Am 25. März ist Staffel 2 auf Netflix gestartet. Welche Highlights der Mai dann bringt, gibt es hier in unserem Programm-Guide nachzulesen.
Heiraten will Anthony Bridgerton (Jonathan Bailey) eigentlich nicht. An die Liebe glaubt er auch nicht. Oder will sie zumindest vermeiden. Ehe ist für ihn, den Erben des Bridgerton Titels, nur eine Pflichtübung um den Fortbestand seiner Linie zu sichern. So beschließt er, nach der erfolgreichen Heirat seiner Schwester im Jahr davor, nun selbst eine Braut zu finden, die eine akzeptable Viscountess macht, und ihm reichlich Kinder schenkt. Seine rationale Wahl fällt auf die junge und wohlerzogene Edwina Sharma (Charithra Chandran). Die ist gerade mit ihrer Mutter Mary (Shelley Conn) und ihrer Halbschwester Kate (Simone Ashley) von Indien nach England gezogen. Der Auftrag der Familie – einen Ehemann für Edwina zu finden.

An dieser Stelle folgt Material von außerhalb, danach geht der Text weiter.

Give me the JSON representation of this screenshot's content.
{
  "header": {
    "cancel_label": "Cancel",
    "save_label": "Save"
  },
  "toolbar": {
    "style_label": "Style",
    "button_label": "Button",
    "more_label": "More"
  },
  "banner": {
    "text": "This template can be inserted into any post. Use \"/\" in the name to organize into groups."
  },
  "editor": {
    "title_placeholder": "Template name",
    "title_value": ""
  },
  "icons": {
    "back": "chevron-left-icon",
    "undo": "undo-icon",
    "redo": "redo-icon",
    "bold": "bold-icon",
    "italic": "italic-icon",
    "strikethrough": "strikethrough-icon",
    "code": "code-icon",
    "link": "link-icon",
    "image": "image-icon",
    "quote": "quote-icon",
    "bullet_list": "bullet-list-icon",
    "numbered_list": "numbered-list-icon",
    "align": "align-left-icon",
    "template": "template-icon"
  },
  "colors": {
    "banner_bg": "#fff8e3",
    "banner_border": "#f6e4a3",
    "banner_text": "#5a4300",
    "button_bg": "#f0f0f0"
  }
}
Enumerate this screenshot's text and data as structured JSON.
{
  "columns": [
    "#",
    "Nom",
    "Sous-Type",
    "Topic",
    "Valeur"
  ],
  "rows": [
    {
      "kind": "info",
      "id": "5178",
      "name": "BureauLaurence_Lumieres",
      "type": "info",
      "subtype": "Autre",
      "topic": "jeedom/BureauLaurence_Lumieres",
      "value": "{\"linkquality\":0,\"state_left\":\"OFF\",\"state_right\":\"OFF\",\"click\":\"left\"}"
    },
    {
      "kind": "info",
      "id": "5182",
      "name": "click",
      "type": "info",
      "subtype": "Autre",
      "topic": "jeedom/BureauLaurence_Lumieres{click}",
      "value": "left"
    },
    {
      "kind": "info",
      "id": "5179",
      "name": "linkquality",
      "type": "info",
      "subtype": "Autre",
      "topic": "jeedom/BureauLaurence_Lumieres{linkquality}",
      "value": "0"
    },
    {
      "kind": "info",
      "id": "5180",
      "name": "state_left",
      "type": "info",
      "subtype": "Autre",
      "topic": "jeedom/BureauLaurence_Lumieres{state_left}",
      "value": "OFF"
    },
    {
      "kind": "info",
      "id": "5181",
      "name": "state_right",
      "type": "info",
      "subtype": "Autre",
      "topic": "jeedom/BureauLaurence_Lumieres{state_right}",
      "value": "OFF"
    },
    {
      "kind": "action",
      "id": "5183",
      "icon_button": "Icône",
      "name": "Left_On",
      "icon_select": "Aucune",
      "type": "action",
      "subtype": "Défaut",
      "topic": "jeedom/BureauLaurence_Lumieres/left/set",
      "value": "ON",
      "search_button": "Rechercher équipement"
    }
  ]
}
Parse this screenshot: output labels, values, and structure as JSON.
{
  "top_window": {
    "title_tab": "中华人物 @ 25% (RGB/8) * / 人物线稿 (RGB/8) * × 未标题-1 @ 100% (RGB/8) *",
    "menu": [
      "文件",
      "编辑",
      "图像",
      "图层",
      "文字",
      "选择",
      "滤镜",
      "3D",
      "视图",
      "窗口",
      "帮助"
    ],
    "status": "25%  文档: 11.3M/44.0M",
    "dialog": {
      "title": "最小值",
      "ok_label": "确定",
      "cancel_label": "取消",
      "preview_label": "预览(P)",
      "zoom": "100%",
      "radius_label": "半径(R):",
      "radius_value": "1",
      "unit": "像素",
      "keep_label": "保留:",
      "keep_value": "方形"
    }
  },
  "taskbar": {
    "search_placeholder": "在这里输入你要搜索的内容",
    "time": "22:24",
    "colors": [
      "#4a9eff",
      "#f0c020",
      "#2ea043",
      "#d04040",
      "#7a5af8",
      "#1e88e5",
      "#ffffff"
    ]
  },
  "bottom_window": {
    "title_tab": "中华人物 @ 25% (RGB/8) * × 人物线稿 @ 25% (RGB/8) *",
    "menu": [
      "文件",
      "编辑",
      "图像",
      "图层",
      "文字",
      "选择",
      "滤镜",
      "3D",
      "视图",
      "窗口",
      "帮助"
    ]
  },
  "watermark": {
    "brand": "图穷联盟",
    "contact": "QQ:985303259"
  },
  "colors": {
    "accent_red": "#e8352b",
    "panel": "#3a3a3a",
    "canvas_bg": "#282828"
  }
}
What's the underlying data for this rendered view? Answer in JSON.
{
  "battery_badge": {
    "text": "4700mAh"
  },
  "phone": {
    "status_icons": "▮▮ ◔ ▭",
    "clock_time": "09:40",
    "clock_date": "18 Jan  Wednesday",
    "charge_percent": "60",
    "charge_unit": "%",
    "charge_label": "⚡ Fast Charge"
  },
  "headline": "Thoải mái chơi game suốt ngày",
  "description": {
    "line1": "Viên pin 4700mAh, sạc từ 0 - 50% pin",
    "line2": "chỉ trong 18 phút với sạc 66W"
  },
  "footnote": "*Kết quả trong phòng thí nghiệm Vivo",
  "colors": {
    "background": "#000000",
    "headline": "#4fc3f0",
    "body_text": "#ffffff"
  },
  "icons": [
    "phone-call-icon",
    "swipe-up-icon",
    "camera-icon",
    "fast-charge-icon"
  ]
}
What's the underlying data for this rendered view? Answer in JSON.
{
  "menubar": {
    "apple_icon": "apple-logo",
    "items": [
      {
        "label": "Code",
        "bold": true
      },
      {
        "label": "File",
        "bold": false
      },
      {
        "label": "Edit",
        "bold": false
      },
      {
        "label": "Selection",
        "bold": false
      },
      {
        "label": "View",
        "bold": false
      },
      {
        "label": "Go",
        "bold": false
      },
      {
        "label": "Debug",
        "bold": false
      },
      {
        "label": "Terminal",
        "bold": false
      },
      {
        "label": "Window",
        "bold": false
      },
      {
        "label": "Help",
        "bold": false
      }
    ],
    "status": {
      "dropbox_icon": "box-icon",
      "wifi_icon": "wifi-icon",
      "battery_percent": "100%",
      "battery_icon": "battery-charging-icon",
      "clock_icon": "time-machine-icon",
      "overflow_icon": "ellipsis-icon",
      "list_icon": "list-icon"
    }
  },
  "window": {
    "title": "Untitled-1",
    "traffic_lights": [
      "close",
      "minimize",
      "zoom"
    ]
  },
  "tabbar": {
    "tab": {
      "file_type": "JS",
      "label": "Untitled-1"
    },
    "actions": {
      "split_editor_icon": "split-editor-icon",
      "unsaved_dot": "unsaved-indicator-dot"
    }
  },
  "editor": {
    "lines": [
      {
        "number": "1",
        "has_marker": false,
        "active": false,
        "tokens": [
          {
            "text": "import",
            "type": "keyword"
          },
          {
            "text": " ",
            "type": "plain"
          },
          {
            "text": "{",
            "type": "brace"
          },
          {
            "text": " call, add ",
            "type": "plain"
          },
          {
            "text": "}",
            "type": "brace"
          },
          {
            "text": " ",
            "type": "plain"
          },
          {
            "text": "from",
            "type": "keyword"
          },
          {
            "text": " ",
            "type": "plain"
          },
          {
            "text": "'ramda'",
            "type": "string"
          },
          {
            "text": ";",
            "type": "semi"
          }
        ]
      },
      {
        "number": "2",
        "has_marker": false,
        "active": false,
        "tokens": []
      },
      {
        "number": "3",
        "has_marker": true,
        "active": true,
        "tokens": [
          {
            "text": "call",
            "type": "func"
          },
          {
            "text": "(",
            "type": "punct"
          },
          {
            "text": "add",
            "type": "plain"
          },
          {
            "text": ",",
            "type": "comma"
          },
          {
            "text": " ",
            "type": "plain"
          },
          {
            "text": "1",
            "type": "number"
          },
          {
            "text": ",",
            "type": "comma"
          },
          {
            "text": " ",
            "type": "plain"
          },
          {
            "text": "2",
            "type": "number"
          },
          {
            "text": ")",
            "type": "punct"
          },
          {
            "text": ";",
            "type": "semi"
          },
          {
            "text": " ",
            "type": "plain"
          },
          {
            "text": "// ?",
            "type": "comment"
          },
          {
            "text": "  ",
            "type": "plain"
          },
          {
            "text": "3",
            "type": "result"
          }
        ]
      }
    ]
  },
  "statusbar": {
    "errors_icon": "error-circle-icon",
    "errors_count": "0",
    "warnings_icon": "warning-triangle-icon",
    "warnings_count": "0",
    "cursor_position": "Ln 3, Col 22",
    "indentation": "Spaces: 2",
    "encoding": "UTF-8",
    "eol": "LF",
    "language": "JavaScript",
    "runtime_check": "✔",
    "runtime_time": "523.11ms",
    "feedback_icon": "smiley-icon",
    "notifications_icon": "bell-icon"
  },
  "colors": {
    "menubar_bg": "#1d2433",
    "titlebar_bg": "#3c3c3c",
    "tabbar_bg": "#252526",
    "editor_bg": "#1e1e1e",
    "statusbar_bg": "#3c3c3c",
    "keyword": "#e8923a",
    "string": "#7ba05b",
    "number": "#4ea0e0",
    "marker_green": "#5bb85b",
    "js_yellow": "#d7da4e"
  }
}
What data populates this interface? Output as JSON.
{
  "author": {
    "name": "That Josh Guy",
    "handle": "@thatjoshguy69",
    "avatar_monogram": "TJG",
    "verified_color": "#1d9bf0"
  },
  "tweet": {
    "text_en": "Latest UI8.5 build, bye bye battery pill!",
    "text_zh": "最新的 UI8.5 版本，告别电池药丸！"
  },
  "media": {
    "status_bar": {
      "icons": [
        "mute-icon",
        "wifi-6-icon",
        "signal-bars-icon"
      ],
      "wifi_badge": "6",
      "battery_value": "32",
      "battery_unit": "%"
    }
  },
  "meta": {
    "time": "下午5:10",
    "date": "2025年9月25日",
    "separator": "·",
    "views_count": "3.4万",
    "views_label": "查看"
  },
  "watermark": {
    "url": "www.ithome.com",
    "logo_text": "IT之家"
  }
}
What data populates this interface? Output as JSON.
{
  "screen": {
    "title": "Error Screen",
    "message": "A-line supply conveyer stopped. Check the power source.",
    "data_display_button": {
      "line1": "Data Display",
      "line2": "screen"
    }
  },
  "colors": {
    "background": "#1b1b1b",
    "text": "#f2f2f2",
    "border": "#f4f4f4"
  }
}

Überwacht wir die Suche von der resoluten Kate, die nur das allerbeste für ihre jüngere Schwester will. Als sie Anthony zum ersten Mal begegnet, scheint sie wie ihre Schwester auch von seinem Charme angetan zu sein. Doch als sie auf einem Ball nicht überhören kann, dass Anthony nicht an Liebe interessiert ist, wendet sich das Blatt. Nun versucht sie mit allen Mitteln, das intensive Werben des ältesten Bridgertons um Edwina zu unterbinden. Und wie so oft, nach einigen Wendungen und ein bisschen Gewissensprüfung, wird bald klar, dass sich auf diesem Schachfeld der Gefühle eigentlich eine ganz andere Liebeskonstellation herauszukristallisieren beginnt.
Erneut wirft uns Bridgerton in eine Parallelversion des Regency-Zeitalters, in dem Popmusik wie Material Girl und Wrecking Ball als klassische Musik im Hintergrund trällern, in selbst die heruntergekommenste Ecke Londons picksauber und freundlich wirkt, und in der sich optisch ein ganzer Malkasten scheinbar über die Leinwand ergossen hat. Wie schon in der ersten Staffel wurde auch für die neuen Figuren divers gecastet, aus den Sheffields der Buchvorlage werden die indischen Sharmas. Und auch wenn es gewisse Fanlieblinge nicht mehr gibt, so steigt die Handlung wie gewohnt locker-flockig in die gewitzten Schlagabtausche, die humorvolle Sinnsuche des Bridgerton Clans und in die starken Familienbande, die immer wieder betont werden.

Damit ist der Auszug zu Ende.